Mercer's theorem states that the spectral decomposition of integral operator of $K$ , $\mathcal{T} \in M(\mathcal{H},\mathcal{H})$ defined below yields the eigenfunctions which span the RHKS generated by $K$ and having an inner product defined as above.

$\begin{equation} (\mathcal{T}\phi_i)(t) = \int K(x,t) \phi(x) dF(x) \end{equation}$

Equation above is more commonly also known as the Fredholm integral equation of the first kind. Nyström's method method approximates this integral using the quadrature constructed by considering a finite kernel matrix constructed out of a prototype set $X_k \ k = 1, \cdots, m$ and calculating its spectral decomposition consisting of eigenvalues $\lambda_k$ and eigen-vectors $u_k$ . This yields an expression for the approximate non-linear feature map $\hat{\phi} : \mathbb{R}^d \longrightarrow \mathbb{R}^m$ .

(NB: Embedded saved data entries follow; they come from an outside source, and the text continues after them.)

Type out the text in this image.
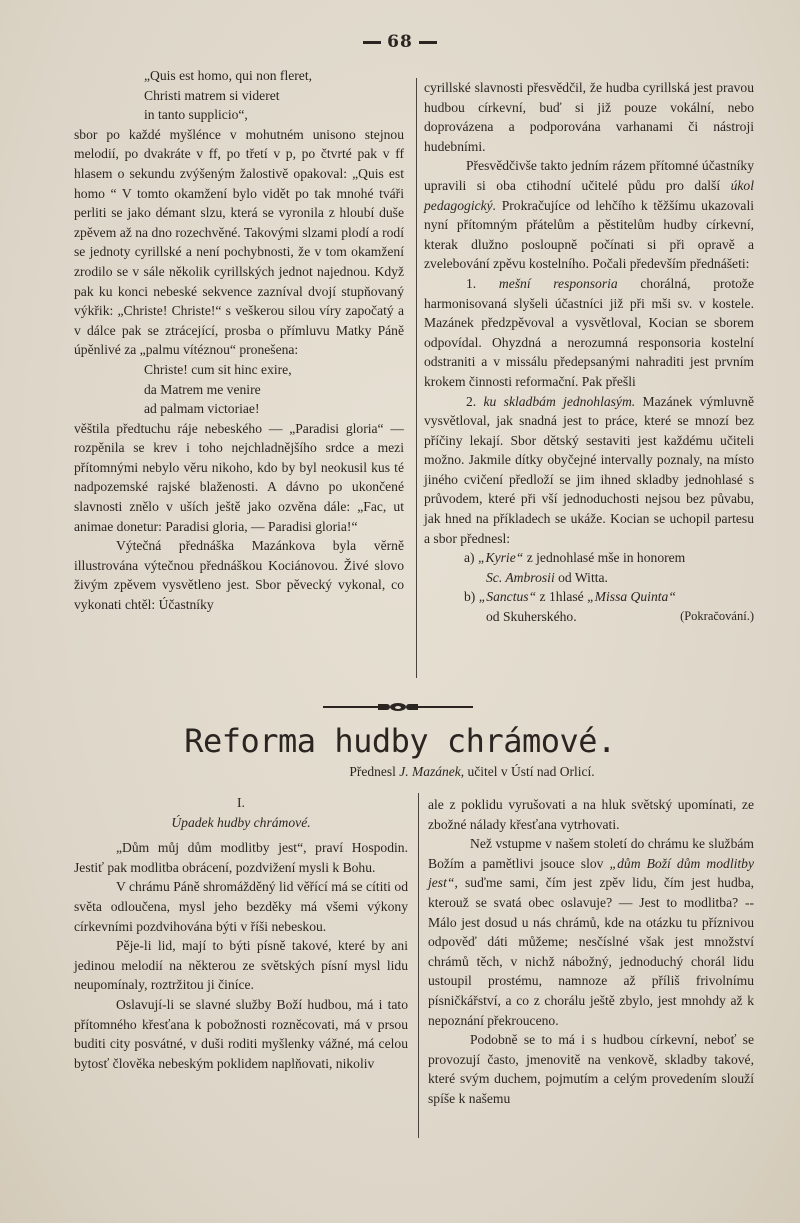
68

„Quis est homo, qui non fleret,

Christi matrem si videret

in tanto supplicio“,

sbor po každé myšlénce v mohutném unisono stejnou melodií, po dvakráte v ff, po třetí v p, po čtvrté pak v ff hlasem o sekundu zvýšeným žalostivě opakoval: „Quis est homo “ V tomto okamžení bylo vidět po tak mnohé tváři perliti se jako démant slzu, která se vyronila z hloubí duše zpěvem až na dno rozechvěné. Takovými slzami plodí a rodí se jednoty cyrillské a není pochybnosti, že v tom okamžení zrodilo se v sále několik cyrillských jednot najednou. Když pak ku konci nebeské sekvence zazníval dvojí stupňovaný výkřik: „Christe! Christe!“ s veškerou silou víry započatý a v dálce pak se ztrácející, prosba o přímluvu Matky Páně úpěnlivé za „palmu vítéznou“ pronešena:

Christe! cum sit hinc exire,

da Matrem me venire

ad palmam victoriae!

věštila předtuchu ráje nebeského — „Paradisi gloria“ — rozpěnila se krev i toho nejchladnějšího srdce a mezi přítomnými nebylo věru nikoho, kdo by byl neokusil kus té nadpozemské rajské blaženosti. A dávno po ukončené slavnosti znělo v uších ještě jako ozvěna dále: „Fac, ut animae donetur: Paradisi gloria, — Paradisi gloria!“

Výtečná přednáška Mazánkova byla věrně illustrována výtečnou přednáškou Kociánovou. Živé slovo živým zpěvem vysvětleno jest. Sbor pěvecký vykonal, co vykonati chtěl: Účastníky

cyrillské slavnosti přesvědčil, že hudba cyrillská jest pravou hudbou církevní, buď si již pouze vokální, nebo doprovázena a podporována varhanami či nástroji hudebními.

Přesvědčivše takto jedním rázem přítomné účastníky upravili si oba ctihodní učitelé půdu pro další úkol pedagogický. Prokračujíce od lehčího k těžšímu ukazovali nyní přítomným přátelům a pěstitelům hudby církevní, kterak dlužno posloupně počínati si při opravě a zvelebování zpěvu kostelního. Počali především přednášeti:

1. mešní responsoria chorálná, protože harmonisovaná slyšeli účastníci již při mši sv. v kostele. Mazánek předzpěvoval a vysvětloval, Kocian se sborem odpovídal. Ohyzdná a nerozumná responsoria kostelní odstraniti a v missálu předepsanými nahraditi jest prvním krokem činnosti reformační. Pak přešli

2. ku skladbám jednohlasým. Mazánek výmluvně vysvětloval, jak snadná jest to práce, které se mnozí bez příčiny lekají. Sbor dětský sestaviti jest každému učiteli možno. Jakmile dítky obyčejné intervally poznaly, na místo jiného cvičení předloží se jim ihned skladby jednohlasé s průvodem, které při vší jednoduchosti nejsou bez půvabu, jak hned na příkladech se ukáže. Kocian se uchopil partesu a sbor přednesl:

a) „Kyrie“ z jednohlasé mše in honorem

Sc. Ambrosii od Witta.

b) „Sanctus“ z 1hlasé „Missa Quinta“

od Skuherského.	(Pokračování.)

Reforma hudby chrámové.
Přednesl J. Mazánek, učitel v Ústí nad Orlicí.

I.

Úpadek hudby chrámové.

„Dům můj dům modlitby jest“, praví Hospodin. Jestiť pak modlitba obrácení, pozdvižení mysli k Bohu.

V chrámu Páně shromážděný lid věřící má se cítiti od světa odloučena, mysl jeho bezděky má všemi výkony církevními pozdvihována býti v říši nebeskou.

Pěje-li lid, mají to býti písně takové, které by ani jedinou melodií na některou ze světských písní mysl lidu neupomínaly, roztržitou ji činíce.

Oslavují-li se slavné služby Boží hudbou, má i tato přítomného křesťana k pobožnosti rozněcovati, má v prsou buditi city posvátné, v duši roditi myšlenky vážné, má celou bytosť člověka nebeským poklidem naplňovati, nikoliv

ale z poklidu vyrušovati a na hluk světský upomínati, ze zbožné nálady křesťana vytrhovati.

Než vstupme v našem století do chrámu ke službám Božím a pamětlivi jsouce slov „dům Boží dům modlitby jest“, suďme sami, čím jest zpěv lidu, čím jest hudba, kterouž se svatá obec oslavuje? — Jest to modlitba? -- Málo jest dosud u nás chrámů, kde na otázku tu příznivou odpověď dáti můžeme; nesčíslné však jest množství chrámů těch, v nichž nábožný, jednoduchý chorál lidu ustoupil prostému, namnoze až příliš frivolnímu písničkářství, a co z chorálu ještě zbylo, jest mnohdy až k nepoznání překrouceno.

Podobně se to má i s hudbou církevní, neboť se provozují často, jmenovitě na venkově, skladby takové, které svým duchem, pojmutím a celým provedením slouží spíše k našemu
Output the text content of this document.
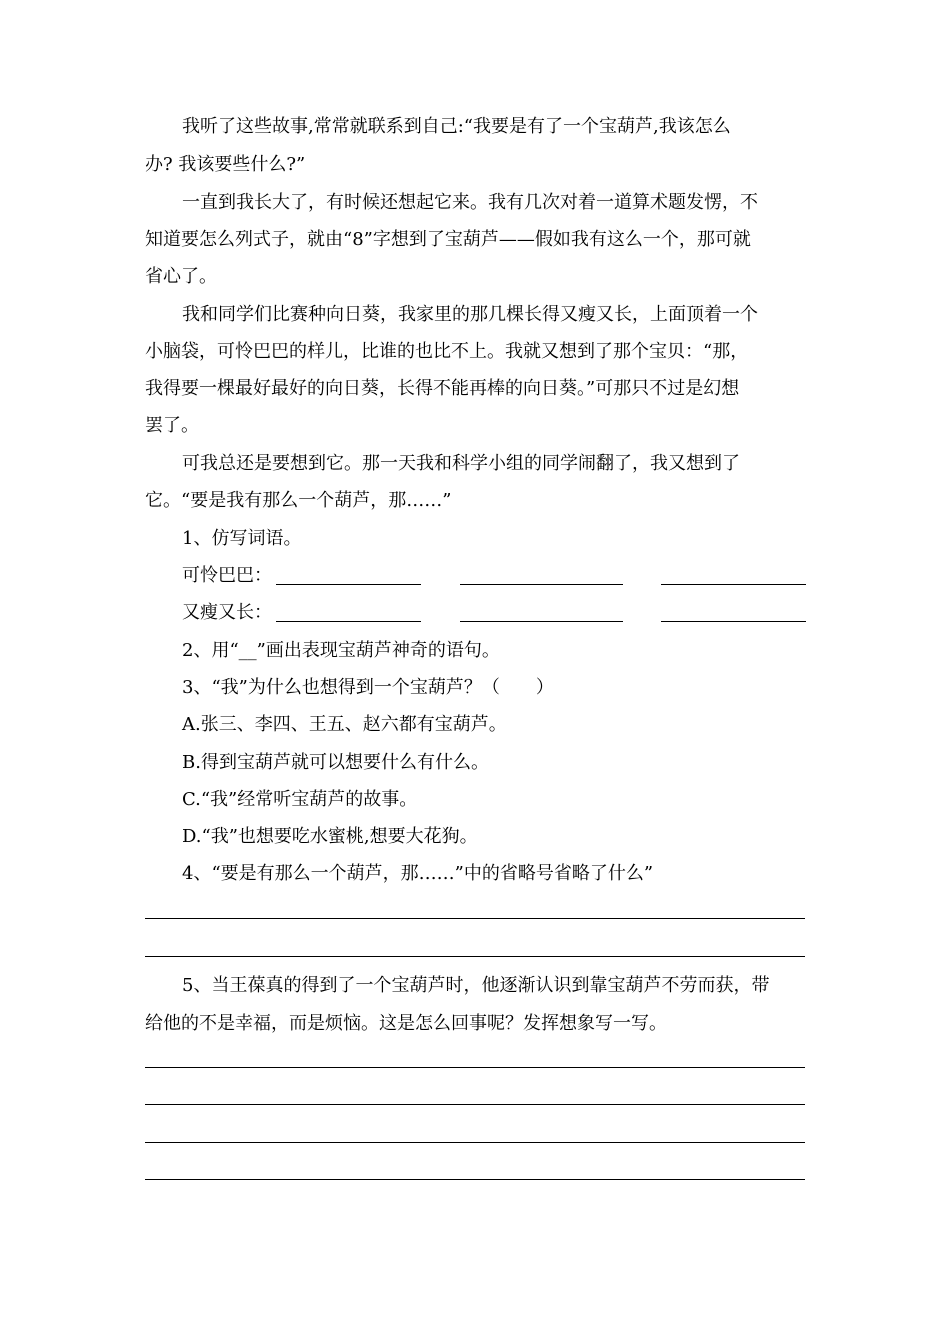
我听了这些故事,常常就联系到自己:“我要是有了一个宝葫芦,我该怎么
办? 我该要些什么?”
一直到我长大了，有时候还想起它来。我有几次对着一道算术题发愣，不
知道要怎么列式子，就由“8”字想到了宝葫芦——假如我有这么一个，那可就
省心了。
我和同学们比赛种向日葵，我家里的那几棵长得又瘦又长，上面顶着一个
小脑袋，可怜巴巴的样儿，比谁的也比不上。我就又想到了那个宝贝：“那，
我得要一棵最好最好的向日葵，长得不能再棒的向日葵。”可那只不过是幻想
罢了。
可我总还是要想到它。那一天我和科学小组的同学闹翻了，我又想到了
它。“要是我有那么一个葫芦，那……”
1、仿写词语。
可怜巴巴：
又瘦又长：
2、用“__”画出表现宝葫芦神奇的语句。
3、“我”为什么也想得到一个宝葫芦？（　　）
A.张三、李四、王五、赵六都有宝葫芦。
B.得到宝葫芦就可以想要什么有什么。
C.“我”经常听宝葫芦的故事。
D.“我”也想要吃水蜜桃,想要大花狗。
4、“要是有那么一个葫芦，那……”中的省略号省略了什么”
5、当王葆真的得到了一个宝葫芦时，他逐渐认识到靠宝葫芦不劳而获，带
给他的不是幸福，而是烦恼。这是怎么回事呢？发挥想象写一写。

$\begin{equation} \hat{\phi}_{i}(t) = \frac{\sqrt{m}}{\lambda_i}\sum_{k=1}^{m}K(X_k, t)u_{k,i} \end{equation}$

AFE in DynaML Kernels¶

The SVMKernel[M] contains an implementation of AFE in the method

featureMapping(
  decomposition: (DenseVector[Double], DenseMatrix[Double]))(
    prototypes: List[DenseVector[Double]])(
      data: DenseVector[Double]): DenseVector[Double]

Note

The SVMKernel class is extended by all the implemented library kernels in DynaML thereby enabling the use of AFE in potentially any model employing kernels.